Emmer has gone into damage control mode over comments that seemed to indicate that he thought waiters were being paid too much money, and credits should be instituted for their employers to apply tips towards their wages. Since then he has scheduled a listening session with servers, and even waited tables to show his solidarity with the waiters of Minnesota. What especially got Emmer in trouble was this claim: “With the tips that they get to take home, there are some that are earning over $100,000 a year — more than the very people that are providing the jobs and investing not only their life savings but their family’s future. Something has to be done about that.”

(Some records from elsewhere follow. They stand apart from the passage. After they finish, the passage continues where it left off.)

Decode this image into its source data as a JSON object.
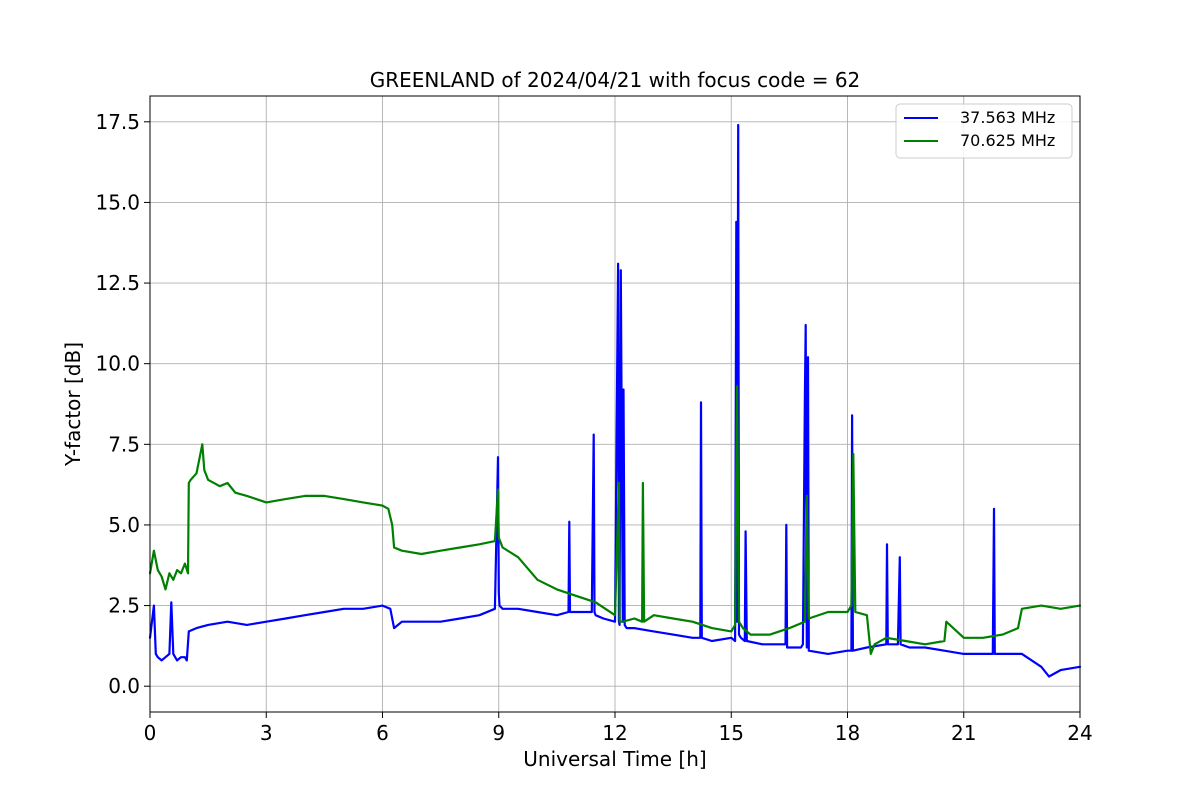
{
  "chart_data": {
    "type": "line",
    "title": "GREENLAND of 2024/04/21 with focus code = 62",
    "xlabel": "Universal Time [h]",
    "ylabel": "Y-factor [dB]",
    "xlim": [
      0,
      24
    ],
    "ylim": [
      -0.8,
      18.3
    ],
    "xticks": [
      0,
      3,
      6,
      9,
      12,
      15,
      18,
      21,
      24
    ],
    "xtick_labels": [
      "0",
      "3",
      "6",
      "9",
      "12",
      "15",
      "18",
      "21",
      "24"
    ],
    "yticks": [
      0.0,
      2.5,
      5.0,
      7.5,
      10.0,
      12.5,
      15.0,
      17.5
    ],
    "ytick_labels": [
      "0.0",
      "2.5",
      "5.0",
      "7.5",
      "10.0",
      "12.5",
      "15.0",
      "17.5"
    ],
    "grid": true,
    "legend_position": "top-right",
    "series": [
      {
        "name": "37.563 MHz",
        "color": "#0000ff",
        "x": [
          0,
          0.1,
          0.15,
          0.2,
          0.3,
          0.4,
          0.5,
          0.55,
          0.6,
          0.7,
          0.8,
          0.9,
          0.95,
          1.0,
          1.2,
          1.5,
          2.0,
          2.5,
          3.0,
          3.5,
          4.0,
          4.5,
          5.0,
          5.5,
          6.0,
          6.2,
          6.3,
          6.5,
          7.0,
          7.5,
          8.0,
          8.5,
          8.9,
          8.98,
          9.0,
          9.02,
          9.1,
          9.5,
          10.0,
          10.5,
          10.8,
          10.82,
          10.84,
          11.0,
          11.4,
          11.45,
          11.47,
          11.5,
          11.7,
          12.0,
          12.08,
          12.1,
          12.12,
          12.15,
          12.2,
          12.22,
          12.25,
          12.3,
          12.5,
          13.0,
          13.5,
          14.0,
          14.2,
          14.22,
          14.24,
          14.5,
          15.0,
          15.1,
          15.13,
          15.15,
          15.18,
          15.2,
          15.25,
          15.35,
          15.37,
          15.4,
          15.8,
          16.0,
          16.4,
          16.42,
          16.44,
          16.8,
          16.85,
          16.9,
          16.92,
          16.95,
          16.98,
          17.0,
          17.5,
          18.0,
          18.1,
          18.12,
          18.14,
          18.5,
          19.0,
          19.02,
          19.04,
          19.3,
          19.35,
          19.37,
          19.6,
          20.0,
          20.5,
          21.0,
          21.5,
          21.75,
          21.78,
          21.8,
          22.0,
          22.5,
          23.0,
          23.2,
          23.5,
          24.0
        ],
        "y": [
          1.5,
          2.5,
          1.0,
          0.9,
          0.8,
          0.9,
          1.0,
          2.6,
          1.0,
          0.8,
          0.9,
          0.9,
          0.8,
          1.7,
          1.8,
          1.9,
          2.0,
          1.9,
          2.0,
          2.1,
          2.2,
          2.3,
          2.4,
          2.4,
          2.5,
          2.4,
          1.8,
          2.0,
          2.0,
          2.0,
          2.1,
          2.2,
          2.4,
          7.1,
          2.9,
          2.5,
          2.4,
          2.4,
          2.3,
          2.2,
          2.3,
          5.1,
          2.3,
          2.3,
          2.3,
          7.8,
          2.3,
          2.2,
          2.1,
          2.0,
          13.1,
          2.0,
          1.9,
          12.9,
          2.0,
          9.2,
          1.9,
          1.8,
          1.8,
          1.7,
          1.6,
          1.5,
          1.5,
          8.8,
          1.5,
          1.4,
          1.5,
          1.4,
          14.4,
          2.0,
          17.4,
          1.6,
          1.5,
          1.4,
          4.8,
          1.4,
          1.3,
          1.3,
          1.3,
          5.0,
          1.2,
          1.2,
          1.3,
          9.0,
          11.2,
          1.2,
          10.2,
          1.1,
          1.0,
          1.1,
          1.1,
          8.4,
          1.1,
          1.2,
          1.3,
          4.4,
          1.3,
          1.3,
          4.0,
          1.3,
          1.2,
          1.2,
          1.1,
          1.0,
          1.0,
          1.0,
          5.5,
          1.0,
          1.0,
          1.0,
          0.6,
          0.3,
          0.5,
          0.6
        ]
      },
      {
        "name": "70.625 MHz",
        "color": "#008000",
        "x": [
          0,
          0.1,
          0.2,
          0.3,
          0.4,
          0.5,
          0.6,
          0.7,
          0.8,
          0.9,
          0.98,
          1.0,
          1.05,
          1.2,
          1.35,
          1.4,
          1.5,
          1.8,
          2.0,
          2.2,
          2.5,
          3.0,
          3.5,
          4.0,
          4.5,
          5.0,
          5.5,
          6.0,
          6.15,
          6.25,
          6.3,
          6.5,
          7.0,
          7.5,
          8.0,
          8.5,
          8.9,
          8.98,
          9.0,
          9.1,
          9.5,
          10.0,
          10.5,
          11.0,
          11.5,
          12.0,
          12.1,
          12.12,
          12.2,
          12.5,
          12.7,
          12.72,
          12.75,
          13.0,
          13.5,
          14.0,
          14.5,
          15.0,
          15.1,
          15.15,
          15.2,
          15.3,
          15.5,
          16.0,
          16.5,
          16.9,
          16.95,
          17.0,
          17.5,
          18.0,
          18.1,
          18.15,
          18.2,
          18.5,
          18.6,
          18.7,
          19.0,
          19.5,
          20.0,
          20.5,
          20.55,
          21.0,
          21.5,
          22.0,
          22.4,
          22.5,
          23.0,
          23.5,
          24.0
        ],
        "y": [
          3.5,
          4.2,
          3.6,
          3.4,
          3.0,
          3.5,
          3.3,
          3.6,
          3.5,
          3.8,
          3.5,
          6.3,
          6.4,
          6.6,
          7.5,
          6.7,
          6.4,
          6.2,
          6.3,
          6.0,
          5.9,
          5.7,
          5.8,
          5.9,
          5.9,
          5.8,
          5.7,
          5.6,
          5.5,
          5.0,
          4.3,
          4.2,
          4.1,
          4.2,
          4.3,
          4.4,
          4.5,
          6.1,
          4.6,
          4.3,
          4.0,
          3.3,
          3.0,
          2.8,
          2.6,
          2.2,
          6.3,
          2.0,
          2.0,
          2.1,
          2.0,
          6.3,
          2.0,
          2.2,
          2.1,
          2.0,
          1.8,
          1.7,
          1.9,
          9.3,
          2.0,
          1.8,
          1.6,
          1.6,
          1.8,
          2.0,
          5.9,
          2.1,
          2.3,
          2.3,
          2.5,
          7.2,
          2.3,
          2.2,
          1.0,
          1.3,
          1.5,
          1.4,
          1.3,
          1.4,
          2.0,
          1.5,
          1.5,
          1.6,
          1.8,
          2.4,
          2.5,
          2.4,
          2.5
        ]
      }
    ]
  }
}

Emmer campaign communications director Bill Walsh called TPMDC on Monday, and explained that Emmer did not commit to any solid plan for a tip credit — and does not want to lower anyone’s wages — but simply indicated that he would support the idea when he was asked about it. “Obvious, Tom Emmer does not think most servers make that much money,” said Walsh. “We’re not saying that he didn’t say people make 100,000 per year. The restaurant owner said it to Tom, and Tom repeated it in a press conference. Absolutely. All we’re saying in the Emmer Truth thing is we get it. We know that most servers don’t make $100,000 per year.”

Walsh added: “It’s an extreme example, that’s what we do in politics. You go to the extreme examples to make your point.”

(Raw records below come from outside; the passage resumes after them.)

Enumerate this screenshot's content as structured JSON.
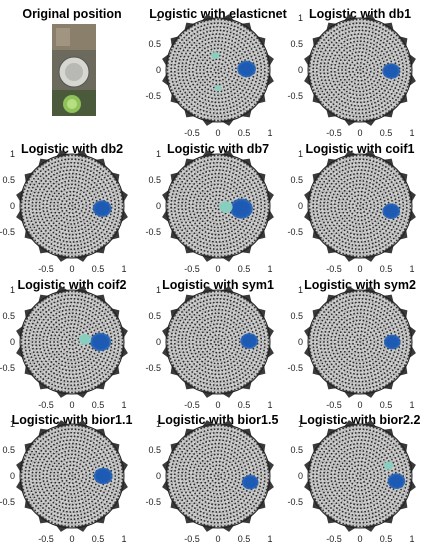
{
  "photo": {
    "title": "Original position",
    "description_icon": "photo-icon"
  },
  "axis_ticks": {
    "x": [
      "-0.5",
      "0",
      "0.5",
      "1"
    ],
    "y": [
      "1",
      "0.5",
      "0",
      "-0.5"
    ]
  },
  "panels": [
    {
      "title": "Logistic with elasticnet",
      "hot": [
        0.55,
        0.02
      ],
      "spread": 0.18,
      "extra": [
        [
          -0.05,
          0.28,
          0.06
        ],
        [
          0.0,
          -0.35,
          0.05
        ]
      ]
    },
    {
      "title": "Logistic with db1",
      "hot": [
        0.6,
        -0.02
      ],
      "spread": 0.17,
      "extra": []
    },
    {
      "title": "Logistic with db2",
      "hot": [
        0.58,
        -0.05
      ],
      "spread": 0.18,
      "extra": []
    },
    {
      "title": "Logistic with db7",
      "hot": [
        0.45,
        -0.05
      ],
      "spread": 0.22,
      "extra": [
        [
          0.15,
          -0.02,
          0.1
        ]
      ]
    },
    {
      "title": "Logistic with coif1",
      "hot": [
        0.6,
        -0.1
      ],
      "spread": 0.17,
      "extra": []
    },
    {
      "title": "Logistic with coif2",
      "hot": [
        0.55,
        0.0
      ],
      "spread": 0.2,
      "extra": [
        [
          0.25,
          0.05,
          0.09
        ]
      ]
    },
    {
      "title": "Logistic with sym1",
      "hot": [
        0.6,
        0.02
      ],
      "spread": 0.17,
      "extra": []
    },
    {
      "title": "Logistic with sym2",
      "hot": [
        0.62,
        0.0
      ],
      "spread": 0.16,
      "extra": []
    },
    {
      "title": "Logistic with bior1.1",
      "hot": [
        0.6,
        0.0
      ],
      "spread": 0.18,
      "extra": []
    },
    {
      "title": "Logistic with bior1.5",
      "hot": [
        0.62,
        -0.12
      ],
      "spread": 0.16,
      "extra": []
    },
    {
      "title": "Logistic with bior2.2",
      "hot": [
        0.7,
        -0.1
      ],
      "spread": 0.17,
      "extra": [
        [
          0.55,
          0.2,
          0.07
        ]
      ]
    }
  ]
}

Last week, Emmer indicated his support for a policy known as a “tip credit.” Minnesota is one of seven states that do not permit employers to pay less than the standard minimum wage to tipped workers. Federal law permits tipped workers’ wages to be as low as $2.13 per hour, absent state regulation to the contrary, with tips given to workers credited against the minimum wage of $7.25 an hour employers are required to pay. Depending on implementation, a tip credit could lower the basic wage to anywhere between $2.13 and $7.25, plus tips.

Walsh explained that tip credits have often been proposed as part of packages to raise the state’s minimum wage as a whole — that is, tipped employees would be kept at the current rates through a tip credit, while non-tipped employees would see their minimum wage go up.

If Emmer does not want to lower wages, we asked, then what his statement that some servers were making more than their employers, and that “Something has to be done about that”?

“Something has to be done’ in the future,” said Walsh. “Tip credit is always argued in the context of raising the minimum wage. What he’s saying is if they’re going to raise the minimum wage, we ought to institute a tip credit going forward.”

Would Emmer support raising the minimum wage, we asked, under those conditions? The answer is no. “I would say that he would not be supportive of raising the minimum wage, he has voted against that in the past in the legislature,” said Walsh.

I then asked Walsh about how in 2005, during a debate on a Democratic proposal to raise the state’s minimum wage, Emmer had opposed it and said: “This is a true form of socialism.” (From the Duluth News Tribune, via Nexis.) Does Emmer genuinely believe that the minimum wage is on its face “a true form of socialism?” “Sure. He said that on the floor of the House, absolutely,” said Walsh. “He doesn’t back away from things he said.”

After our conversation, it came to my attention that Emmer had gone even further than that, during those 2005 debates. As Twin Cities Public Television points out, Emmer had in fact introduced an amendment to abolish the state’s minimum wage laws entirely. I have tried to further contact Walsh for comment, but he has not returned my calls.

However the local CBS station did report: “A spokesman for Emmer said that simply because he made the proposal to abolish the minimum wage in the legislature does not mean he would propose it if he is elected governor.”